Minimum road infrastructure safety standards will be extended to national roads across the EU following a provisional deal on new legislation.
Existing EU rules require governments to carry out regular road safety audits, identify high-risk sites and prioritise safety when building new roads but this only applies to major European roads known collectively as the Trans-European Transport Network (TEN-T).
A revised version of the rules extends these measures to all motorways, all “primary roads” and all non-urban roads that receive EU funding.
The European Transport Safety Council (ETSC), and other organisations, have been calling for all main urban and rural roads to be covered. EU policymakers representing the European Commission, Parliament and Member States did not agree to extend the rules to that extent but countries will still be able to go further if they wish.
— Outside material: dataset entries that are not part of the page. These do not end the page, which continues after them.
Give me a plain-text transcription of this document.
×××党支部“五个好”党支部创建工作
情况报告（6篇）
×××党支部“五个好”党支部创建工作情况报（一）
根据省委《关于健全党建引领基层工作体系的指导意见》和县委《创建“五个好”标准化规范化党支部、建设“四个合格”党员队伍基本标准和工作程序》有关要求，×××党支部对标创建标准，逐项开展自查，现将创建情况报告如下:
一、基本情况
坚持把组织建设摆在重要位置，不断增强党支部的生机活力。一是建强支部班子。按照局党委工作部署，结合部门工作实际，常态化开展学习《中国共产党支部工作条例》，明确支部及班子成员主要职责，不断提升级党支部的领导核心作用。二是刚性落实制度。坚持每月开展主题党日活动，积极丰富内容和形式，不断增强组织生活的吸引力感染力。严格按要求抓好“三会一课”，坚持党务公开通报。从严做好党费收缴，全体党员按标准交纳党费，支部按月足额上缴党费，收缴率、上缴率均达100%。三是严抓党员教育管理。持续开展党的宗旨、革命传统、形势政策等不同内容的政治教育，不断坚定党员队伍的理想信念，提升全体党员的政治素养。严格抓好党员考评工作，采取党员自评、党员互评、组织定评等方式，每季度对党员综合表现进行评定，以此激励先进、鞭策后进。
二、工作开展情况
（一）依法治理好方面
“This legislation contains the introduction of new procedures that will lead to better road design, better safety management, and more high risk sites being treated,” said Ellen Townsend, ETSC Policy Director. “Ultimately we would like to see this approach applied to every road in the EU – but this deal is nevertheless an important step forward.”
According to research for the European Commission, the proposed measures could save 3,200 lives and prevent more than 20,000 serious injuries over the period 2020-2030.
The EU has agreed that common specifications for road signs and road markings across Europe should be developed. For the first time, the legislation will also require road management authorities to take into account the safety of vulnerable road users, such as pedestrians and cyclists, when planning and managing road infrastructure.